Hamburg Der HSV Hamburg hat sich mit einer großen kämpferischen Leistung in der Handball-Bundesliga zurückgemeldet und dem Titelaspiranten SG Flensburg-Handewitt die zweite Saisonniederlage zugefügt. Der SC Magdeburg bezwang den VfL Gummersbach mit 28:27 (14:13) und verbesserte sich auf Platz drei.

In eigener Halle kam der HSV zu einem 33:31 (17:15)-Erfolg, für den vornehmlich die siebenfachen Torschützen Pascal Hens und Krzysztof Lijewski verantwortlich zeichneten. In der ersten Halbzeit sah es lange nach einem klaren Erfolg der Hausherren aus. Nach 23 Minuten führte der HSV mit 16:10, da die Gäste ungewohnt unkonzentriert agierten, viele Fehler produzierten und auch im Abschluss versagten. Doch innerhalb von fünf Minuten kam die SG auf 15:16 heran und eröffnete damit eine überaus spannende zweite Spielhälfte. In der wurde Nationalspieler Hens, der nach dem Schienbeinkopfbruch bei Olympia sein erstes Bundesligaspiel bestritt, zum Matchwinner. Fast jeder Wurf saß. Als dann Torhüter Johannes Bitter beim 31:29 auch noch einen Siebenmeter vom sechsfachen Torschützen Lars Christiansen parierte, war der Sieg perfekt.

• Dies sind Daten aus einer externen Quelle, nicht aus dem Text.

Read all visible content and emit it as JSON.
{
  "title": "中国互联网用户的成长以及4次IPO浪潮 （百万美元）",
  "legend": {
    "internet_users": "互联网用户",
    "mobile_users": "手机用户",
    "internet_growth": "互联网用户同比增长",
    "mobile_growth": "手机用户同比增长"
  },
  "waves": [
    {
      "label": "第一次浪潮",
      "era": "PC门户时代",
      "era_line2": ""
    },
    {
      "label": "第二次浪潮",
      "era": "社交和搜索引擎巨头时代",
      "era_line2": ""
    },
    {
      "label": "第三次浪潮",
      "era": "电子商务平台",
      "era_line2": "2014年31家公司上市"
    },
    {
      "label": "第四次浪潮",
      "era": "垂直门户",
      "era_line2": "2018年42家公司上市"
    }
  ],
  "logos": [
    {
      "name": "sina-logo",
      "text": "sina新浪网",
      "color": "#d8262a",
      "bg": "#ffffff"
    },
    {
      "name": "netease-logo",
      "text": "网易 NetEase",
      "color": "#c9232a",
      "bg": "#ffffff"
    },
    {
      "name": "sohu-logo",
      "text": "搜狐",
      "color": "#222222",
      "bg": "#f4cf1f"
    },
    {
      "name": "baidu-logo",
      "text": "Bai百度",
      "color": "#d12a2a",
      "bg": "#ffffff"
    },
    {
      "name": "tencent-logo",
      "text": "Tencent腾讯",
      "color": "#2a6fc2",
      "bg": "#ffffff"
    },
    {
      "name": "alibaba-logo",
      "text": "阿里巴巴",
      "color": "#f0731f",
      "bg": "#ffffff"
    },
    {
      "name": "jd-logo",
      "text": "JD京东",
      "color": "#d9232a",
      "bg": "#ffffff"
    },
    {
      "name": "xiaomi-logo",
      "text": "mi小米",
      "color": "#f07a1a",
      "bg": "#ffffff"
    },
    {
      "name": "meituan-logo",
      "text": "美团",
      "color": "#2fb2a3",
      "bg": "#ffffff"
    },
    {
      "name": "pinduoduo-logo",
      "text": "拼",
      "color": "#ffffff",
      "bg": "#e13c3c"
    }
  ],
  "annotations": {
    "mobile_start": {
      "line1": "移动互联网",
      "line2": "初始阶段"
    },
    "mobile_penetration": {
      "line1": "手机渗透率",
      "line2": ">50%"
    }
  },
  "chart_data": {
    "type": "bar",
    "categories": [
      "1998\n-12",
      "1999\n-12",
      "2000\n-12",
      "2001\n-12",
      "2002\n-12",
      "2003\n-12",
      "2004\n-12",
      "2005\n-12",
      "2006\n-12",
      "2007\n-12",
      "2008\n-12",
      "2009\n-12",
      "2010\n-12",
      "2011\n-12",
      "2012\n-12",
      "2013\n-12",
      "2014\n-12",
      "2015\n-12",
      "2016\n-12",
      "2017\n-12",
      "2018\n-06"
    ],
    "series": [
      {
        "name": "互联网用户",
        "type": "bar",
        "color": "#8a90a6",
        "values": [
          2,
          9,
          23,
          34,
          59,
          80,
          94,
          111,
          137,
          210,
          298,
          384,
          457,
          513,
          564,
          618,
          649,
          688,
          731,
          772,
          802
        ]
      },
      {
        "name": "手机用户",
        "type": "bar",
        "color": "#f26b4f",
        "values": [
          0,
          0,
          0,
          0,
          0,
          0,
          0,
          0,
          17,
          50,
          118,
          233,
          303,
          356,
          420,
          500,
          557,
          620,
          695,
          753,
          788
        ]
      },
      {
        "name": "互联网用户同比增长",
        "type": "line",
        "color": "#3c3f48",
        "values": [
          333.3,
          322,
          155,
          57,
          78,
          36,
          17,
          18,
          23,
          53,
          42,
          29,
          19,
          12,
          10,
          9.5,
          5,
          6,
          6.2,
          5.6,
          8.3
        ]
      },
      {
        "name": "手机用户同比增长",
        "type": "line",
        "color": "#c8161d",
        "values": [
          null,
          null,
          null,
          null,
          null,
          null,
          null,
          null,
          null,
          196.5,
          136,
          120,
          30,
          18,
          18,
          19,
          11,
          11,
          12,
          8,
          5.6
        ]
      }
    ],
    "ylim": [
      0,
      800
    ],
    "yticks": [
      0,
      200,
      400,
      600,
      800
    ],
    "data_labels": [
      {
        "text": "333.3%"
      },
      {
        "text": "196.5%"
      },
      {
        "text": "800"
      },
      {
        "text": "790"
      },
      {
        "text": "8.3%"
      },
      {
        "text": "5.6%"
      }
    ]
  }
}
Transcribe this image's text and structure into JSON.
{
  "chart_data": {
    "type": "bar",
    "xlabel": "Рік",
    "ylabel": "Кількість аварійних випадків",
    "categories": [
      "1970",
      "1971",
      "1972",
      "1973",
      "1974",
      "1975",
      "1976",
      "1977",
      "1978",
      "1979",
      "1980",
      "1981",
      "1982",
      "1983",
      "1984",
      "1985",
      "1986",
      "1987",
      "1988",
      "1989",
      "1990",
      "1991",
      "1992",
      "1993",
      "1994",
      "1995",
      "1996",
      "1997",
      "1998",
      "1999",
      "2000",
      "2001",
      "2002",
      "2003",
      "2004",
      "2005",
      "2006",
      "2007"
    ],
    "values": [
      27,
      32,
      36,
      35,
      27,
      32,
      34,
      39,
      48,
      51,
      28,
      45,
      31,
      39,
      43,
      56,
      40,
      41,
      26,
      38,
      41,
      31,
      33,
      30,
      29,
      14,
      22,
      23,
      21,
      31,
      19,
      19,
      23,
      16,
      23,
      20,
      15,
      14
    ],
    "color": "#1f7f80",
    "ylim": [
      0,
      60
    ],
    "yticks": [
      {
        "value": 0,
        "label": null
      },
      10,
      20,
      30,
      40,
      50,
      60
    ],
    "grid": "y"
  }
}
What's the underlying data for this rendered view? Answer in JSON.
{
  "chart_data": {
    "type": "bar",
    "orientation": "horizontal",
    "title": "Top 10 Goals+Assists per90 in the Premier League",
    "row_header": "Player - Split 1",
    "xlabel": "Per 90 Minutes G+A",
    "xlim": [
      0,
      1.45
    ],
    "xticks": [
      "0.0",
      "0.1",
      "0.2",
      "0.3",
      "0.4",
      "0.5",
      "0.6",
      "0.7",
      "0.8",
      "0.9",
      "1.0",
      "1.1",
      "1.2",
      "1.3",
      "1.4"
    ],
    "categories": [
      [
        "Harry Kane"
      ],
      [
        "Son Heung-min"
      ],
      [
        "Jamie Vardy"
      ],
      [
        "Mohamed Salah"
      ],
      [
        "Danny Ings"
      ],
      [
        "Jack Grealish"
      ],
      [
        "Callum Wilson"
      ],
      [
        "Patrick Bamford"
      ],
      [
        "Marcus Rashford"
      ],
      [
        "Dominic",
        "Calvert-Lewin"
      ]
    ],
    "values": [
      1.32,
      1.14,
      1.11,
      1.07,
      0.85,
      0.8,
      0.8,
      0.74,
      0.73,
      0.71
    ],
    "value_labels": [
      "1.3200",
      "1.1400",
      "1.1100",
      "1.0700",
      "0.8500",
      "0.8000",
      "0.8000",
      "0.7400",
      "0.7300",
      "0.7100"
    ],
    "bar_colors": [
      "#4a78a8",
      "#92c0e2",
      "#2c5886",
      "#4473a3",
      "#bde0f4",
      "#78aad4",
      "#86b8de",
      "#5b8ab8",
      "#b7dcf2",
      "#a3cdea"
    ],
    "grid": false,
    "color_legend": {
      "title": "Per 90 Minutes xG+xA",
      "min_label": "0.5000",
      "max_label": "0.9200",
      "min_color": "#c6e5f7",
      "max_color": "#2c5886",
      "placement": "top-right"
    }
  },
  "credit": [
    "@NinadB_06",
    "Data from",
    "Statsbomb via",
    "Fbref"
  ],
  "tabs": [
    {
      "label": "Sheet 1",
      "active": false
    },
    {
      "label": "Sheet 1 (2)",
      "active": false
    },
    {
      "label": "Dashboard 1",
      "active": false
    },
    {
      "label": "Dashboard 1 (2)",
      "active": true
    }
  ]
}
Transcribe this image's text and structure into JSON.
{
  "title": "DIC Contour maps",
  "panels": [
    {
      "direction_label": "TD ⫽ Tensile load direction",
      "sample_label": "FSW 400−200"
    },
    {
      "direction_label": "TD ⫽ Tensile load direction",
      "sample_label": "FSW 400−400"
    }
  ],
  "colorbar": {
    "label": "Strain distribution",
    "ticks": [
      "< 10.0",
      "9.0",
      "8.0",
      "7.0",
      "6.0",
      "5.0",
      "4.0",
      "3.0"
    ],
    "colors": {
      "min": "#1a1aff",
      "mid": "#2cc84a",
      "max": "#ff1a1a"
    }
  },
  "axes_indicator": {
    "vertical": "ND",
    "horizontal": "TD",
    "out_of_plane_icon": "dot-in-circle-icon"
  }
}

Am Rande der Partie gab HSV-Präsident Andreas Rudolph bekannt, dass über seinen möglichen Rücktritt erst in der kommenden Woche entschieden wird. Zugleich sicherte er Trainer Martin Schwalb eine weitere langfristige Zusammenarbeit in Hamburg zu.

Der SC Magdeburg setzte derweil seine Erfolgsserie auch in Gummersbach fort und feierte mit dem sechsten ungeschlagenen Spiel in Serie seinen neunten Saisonsieg. Damien Kabengele und Alexandros Vasilakis trafen jeweils fünfmal für Magdeburg. Bei den Gastgebern war Momir Ilic, der zehnmal traf, kaum zu stoppen.